The apostle Paul was a man who had no fear of death. He was able to speak freely about the reality of death. Death held no terror for him. He even looked forward to it. Not that Paul was disillusioned with life and simply wanted to end it all. He didn’t look at life as evil, and see death as the lesser of two evils. Rather, he saw life as good, and death as the better of two goods. That is why we see him saying, “I am hard pressed between the two.” (verse 23)

Later in this same epistle Paul writes, “I have learned in whatever state I am, to be content.” (4:11) “I know how to be abased,” he says, “and I know how to abound; in any and all circumstances I have learned the secret of facing plenty and hunger, abundance and want. I can do all things in him who strengthens me.” (4:12-13)

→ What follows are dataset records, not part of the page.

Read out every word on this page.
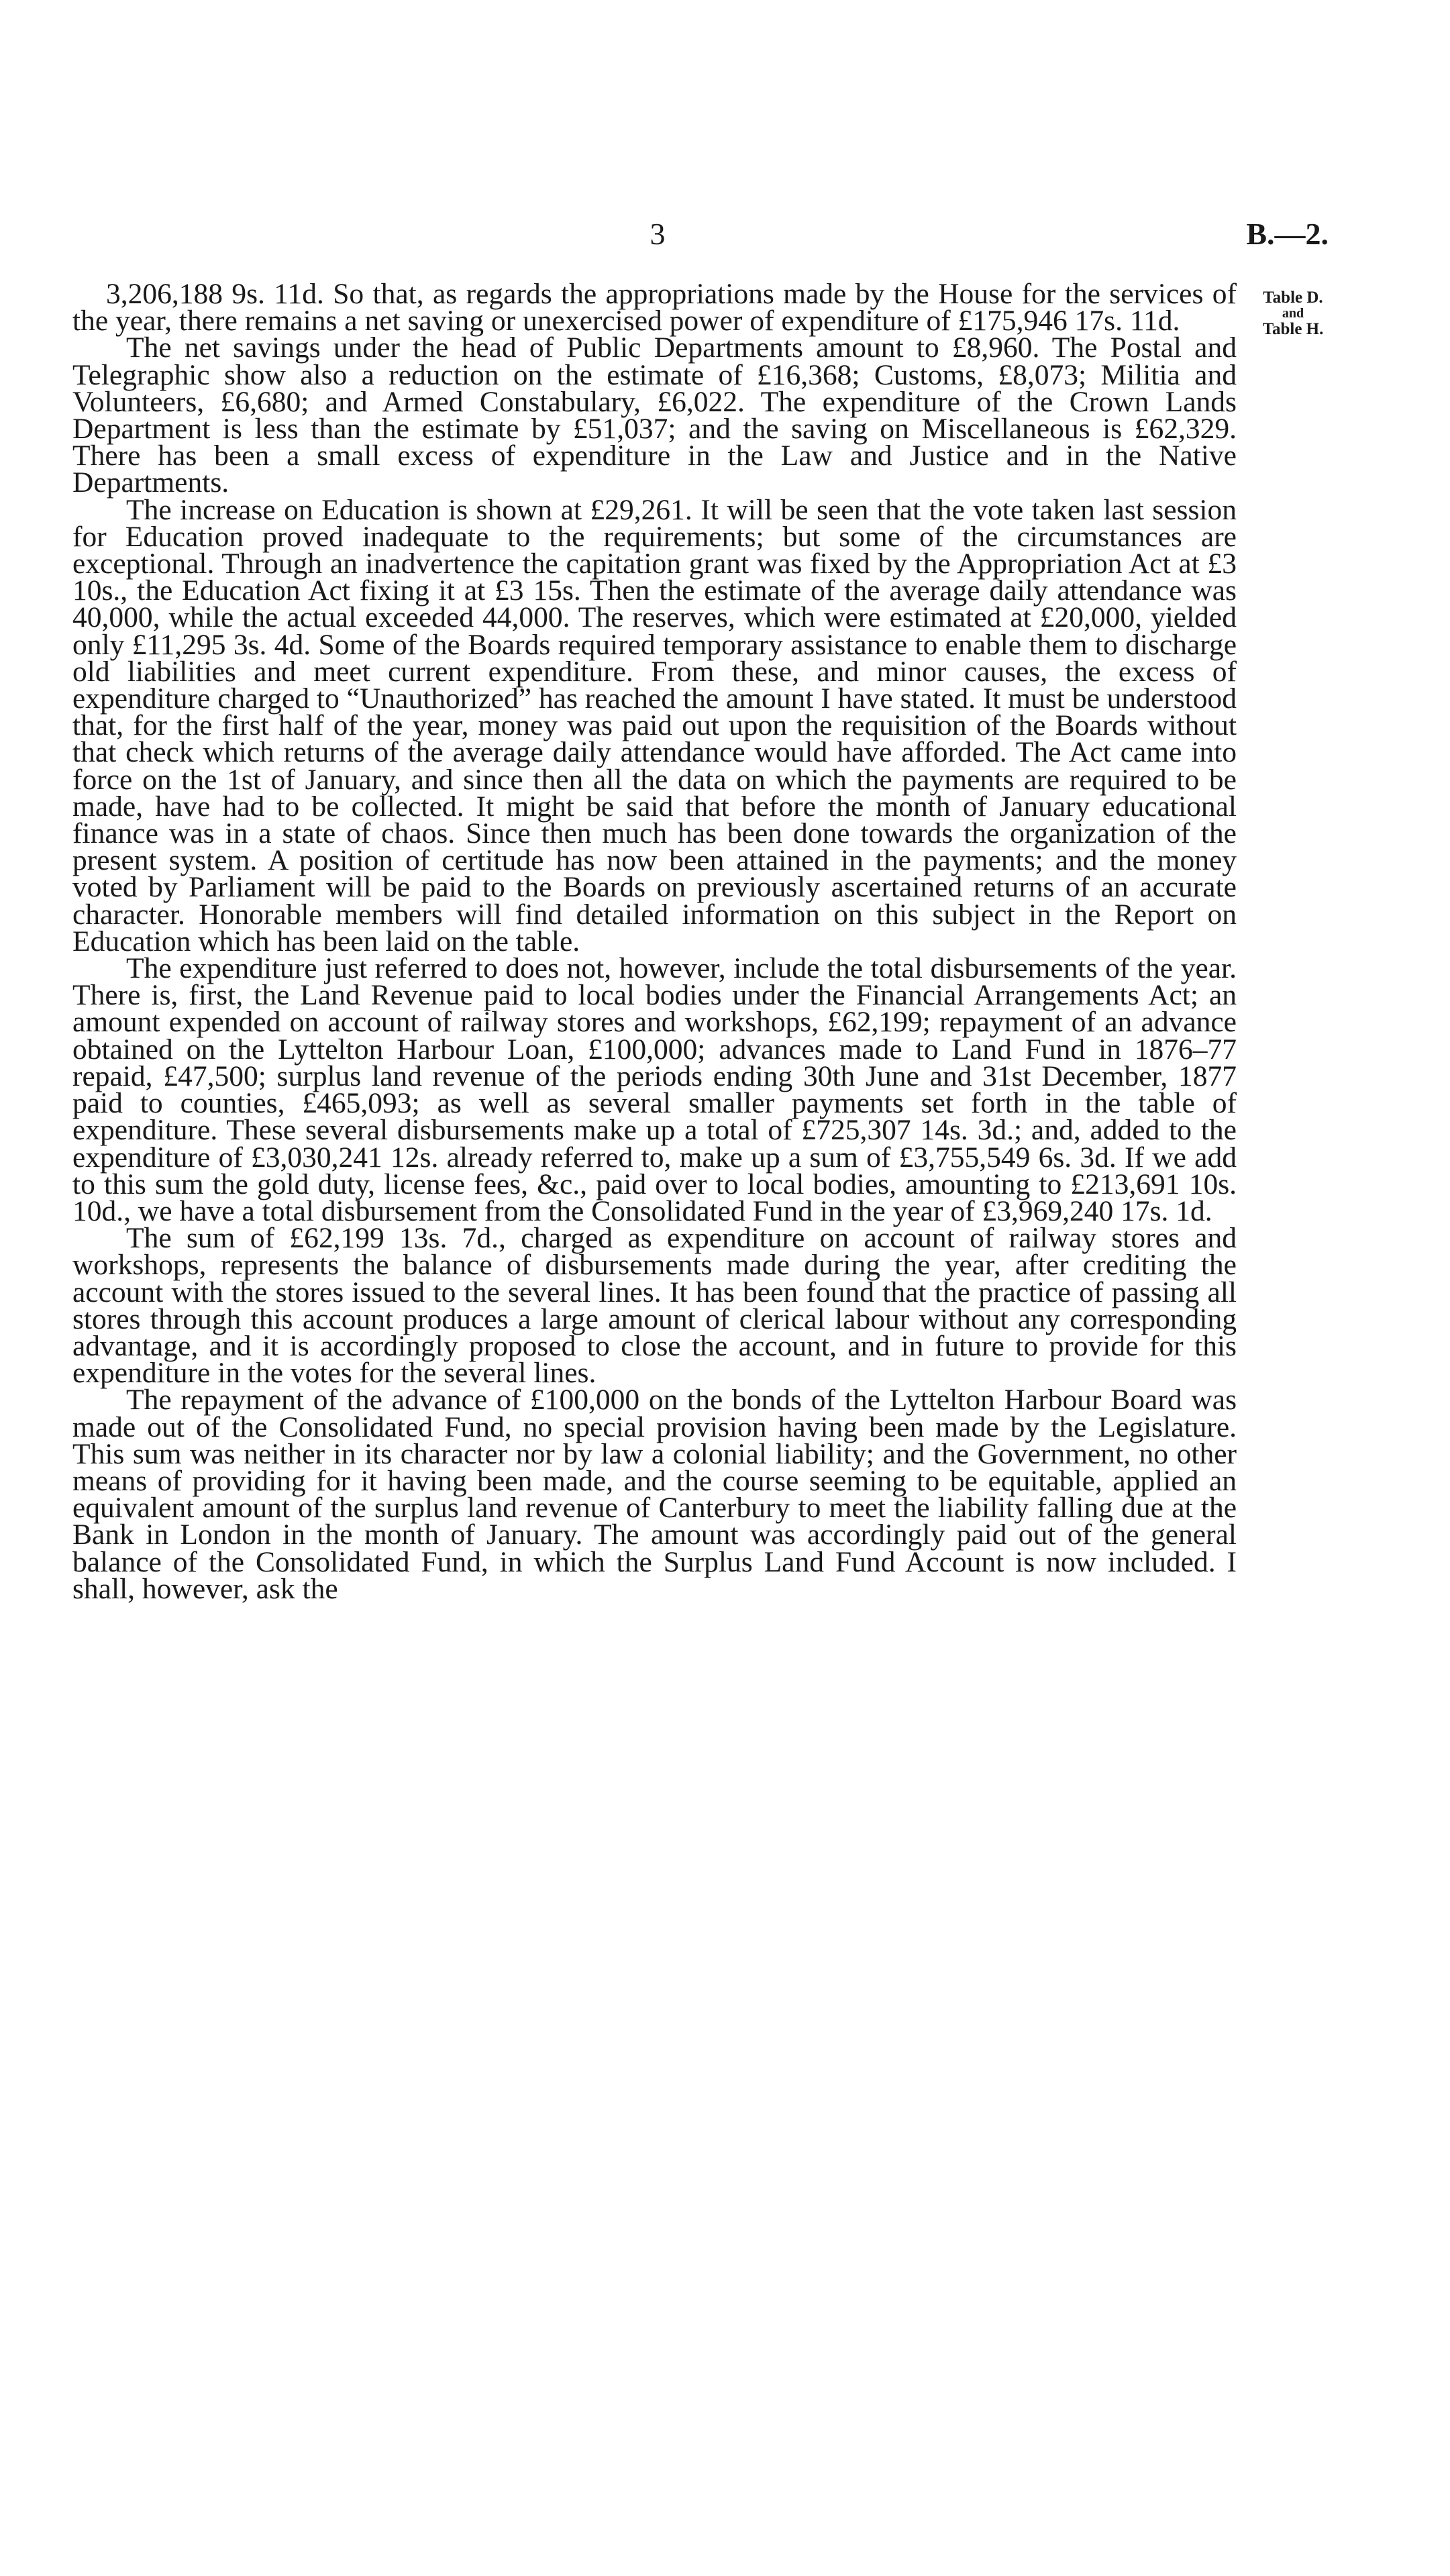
3	B.—2.
Table D.
and
Table H.

3,206,188 9s. 11d. So that, as regards the appropriations made by the House for the services of the year, there remains a net saving or unexercised power of expenditure of £175,946 17s. 11d.

The net savings under the head of Public Departments amount to £8,960. The Postal and Telegraphic show also a reduction on the estimate of £16,368; Customs, £8,073; Militia and Volunteers, £6,680; and Armed Constabulary, £6,022. The expenditure of the Crown Lands Department is less than the estimate by £51,037; and the saving on Miscellaneous is £62,329. There has been a small excess of expenditure in the Law and Justice and in the Native Departments.

The increase on Education is shown at £29,261. It will be seen that the vote taken last session for Education proved inadequate to the requirements; but some of the circumstances are exceptional. Through an inadvertence the capitation grant was fixed by the Appropriation Act at £3 10s., the Education Act fixing it at £3 15s. Then the estimate of the average daily attendance was 40,000, while the actual exceeded 44,000. The reserves, which were estimated at £20,000, yielded only £11,295 3s. 4d. Some of the Boards required temporary assistance to enable them to discharge old liabilities and meet current expenditure. From these, and minor causes, the excess of expenditure charged to “Unauthorized” has reached the amount I have stated. It must be understood that, for the first half of the year, money was paid out upon the requisition of the Boards without that check which returns of the average daily attendance would have afforded. The Act came into force on the 1st of January, and since then all the data on which the payments are required to be made, have had to be collected. It might be said that before the month of January educational finance was in a state of chaos. Since then much has been done towards the organization of the present system. A position of certitude has now been attained in the payments; and the money voted by Parliament will be paid to the Boards on previously ascertained returns of an accurate character. Honorable members will find detailed information on this subject in the Report on Education which has been laid on the table.

The expenditure just referred to does not, however, include the total disbursements of the year. There is, first, the Land Revenue paid to local bodies under the Financial Arrangements Act; an amount expended on account of railway stores and workshops, £62,199; repayment of an advance obtained on the Lyttelton Harbour Loan, £100,000; advances made to Land Fund in 1876–77 repaid, £47,500; surplus land revenue of the periods ending 30th June and 31st December, 1877 paid to counties, £465,093; as well as several smaller payments set forth in the table of expenditure. These several disbursements make up a total of £725,307 14s. 3d.; and, added to the expenditure of £3,030,241 12s. already referred to, make up a sum of £3,755,549 6s. 3d. If we add to this sum the gold duty, license fees, &c., paid over to local bodies, amounting to £213,691 10s. 10d., we have a total disbursement from the Consolidated Fund in the year of £3,969,240 17s. 1d.

The sum of £62,199 13s. 7d., charged as expenditure on account of railway stores and workshops, represents the balance of disbursements made during the year, after crediting the account with the stores issued to the several lines. It has been found that the practice of passing all stores through this account produces a large amount of clerical labour without any corresponding advantage, and it is accordingly proposed to close the account, and in future to provide for this expenditure in the votes for the several lines.

The repayment of the advance of £100,000 on the bonds of the Lyttelton Harbour Board was made out of the Consolidated Fund, no special provision having been made by the Legislature. This sum was neither in its character nor by law a colonial liability; and the Government, no other means of providing for it having been made, and the course seeming to be equitable, applied an equivalent amount of the surplus land revenue of Canterbury to meet the liability falling due at the Bank in London in the month of January. The amount was accordingly paid out of the general balance of the Consolidated Fund, in which the Surplus Land Fund Account is now included. I shall, however, ask the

Paul speaks here from a life of experience. He is writing this epistle near the end of his life while he is in prison suffering affliction for the sake of Christ. Much of his life had been a life of suffering. “Five times,” he tells his readers, “I received from the Jews the forty lashes minus one. Three times I was beaten with rods, once I was pelted with stones, three times I was shipwrecked, I spent a night and a day in the open sea, I have been constantly on the move. I have been in danger from rivers, in danger from bandits, in danger from my fellow Jews, in danger from Gentiles; in danger in the city, in danger in the country, in danger at sea; and in danger from false believers.” (II Corinthians 11:24-26) And yet he was content -- content to carry on his life and work, or content to die. He had learned the secret: “For me, to live is Christ, and to die is gain.”

With these words Paul expresses what is true for everyone who confesses that Jesus is the Christ, the Son of the living God. For the believer who abides in Christ, “to live is Christ, and to die is gain.” These are the words in which we find consolation and comfort as we think of the loved one whom we mourn today. In these words there is also encouragement for you who grieve as you face having to continue your lives without one whom you love. Furthermore, these words present a challenge to all of us who are still living, as we face the reality that it is also “appointed for us to die.” (Hebrews 9:27)

“To live is Christ, to die is gain.” There is genuine consolation in these words as we remember a loved one who has died in the Lord. We, of course, would like to always keep our loved one with us. But we know that death for him is a gain. If we allow our thoughts to focus only on ourselves and our loss, however great that may be, we will be unable to fix our minds on the glory to which he has gone and which he will enjoy forever. For him, the afflictions of this present life, from which he has been delivered, are now in the past. We remember the word of our Lord which the apostle John heard on the Isle of Patmos: “Blessed are the dead who die in the Lord….blessed indeed, says the Spirit, that they may rest from their labors.” (Revelation14:13)

“To die is gain,” Paul tells us. How is that so? The first thing that comes to mind is that the suffering of this present life is at an end. All tears are wiped away; “death shall be no more, neither shall there be mourning nor crying nor pain any more.” (Revelation 21:3) But more than physical and mental suffering is finished, is over, by the gain that Paul speaks of. The stain of sin which still clings to all of us in this life is finally and completely washed clean; the temptations that beset us here are not found there. Though we thank God that, with the help of his Spirit, we may make a beginning here and now in the new life which is ours in Christ Jesus, we realize that in the light of what God desires of us and requires of us, we make only a small beginning. For those who know Christ, however, death is a translation into that heavenly kingdom which knows no sin, no temptation, no evil. What a great gain is death for one who dies in the Lord!

That gain is not only the absence of suffering and sin. It is the entering into the glory of heaven and of an eternal life. “To depart,” says Paul, “is to be with Christ,” and “that is far better.” (verse 23) How can we possibly describe the happiness, the bliss, the unbounded joy which a departed one knows in that fellowship with Christ? “We are children of God,” John tells us, “and what we will be has not yet been made known.” (I John 3:2) Of the things that God has prepared for those who love him, Paul says, “no eye has seen,...no ear has heard, and...no human mind has conceived.” (I Corinthians 2:8-9) To die is unimaginable gain! This is the consolation and the comfort which comes to us from God’s Word as we remember our loved one who has been called to his heavenly home.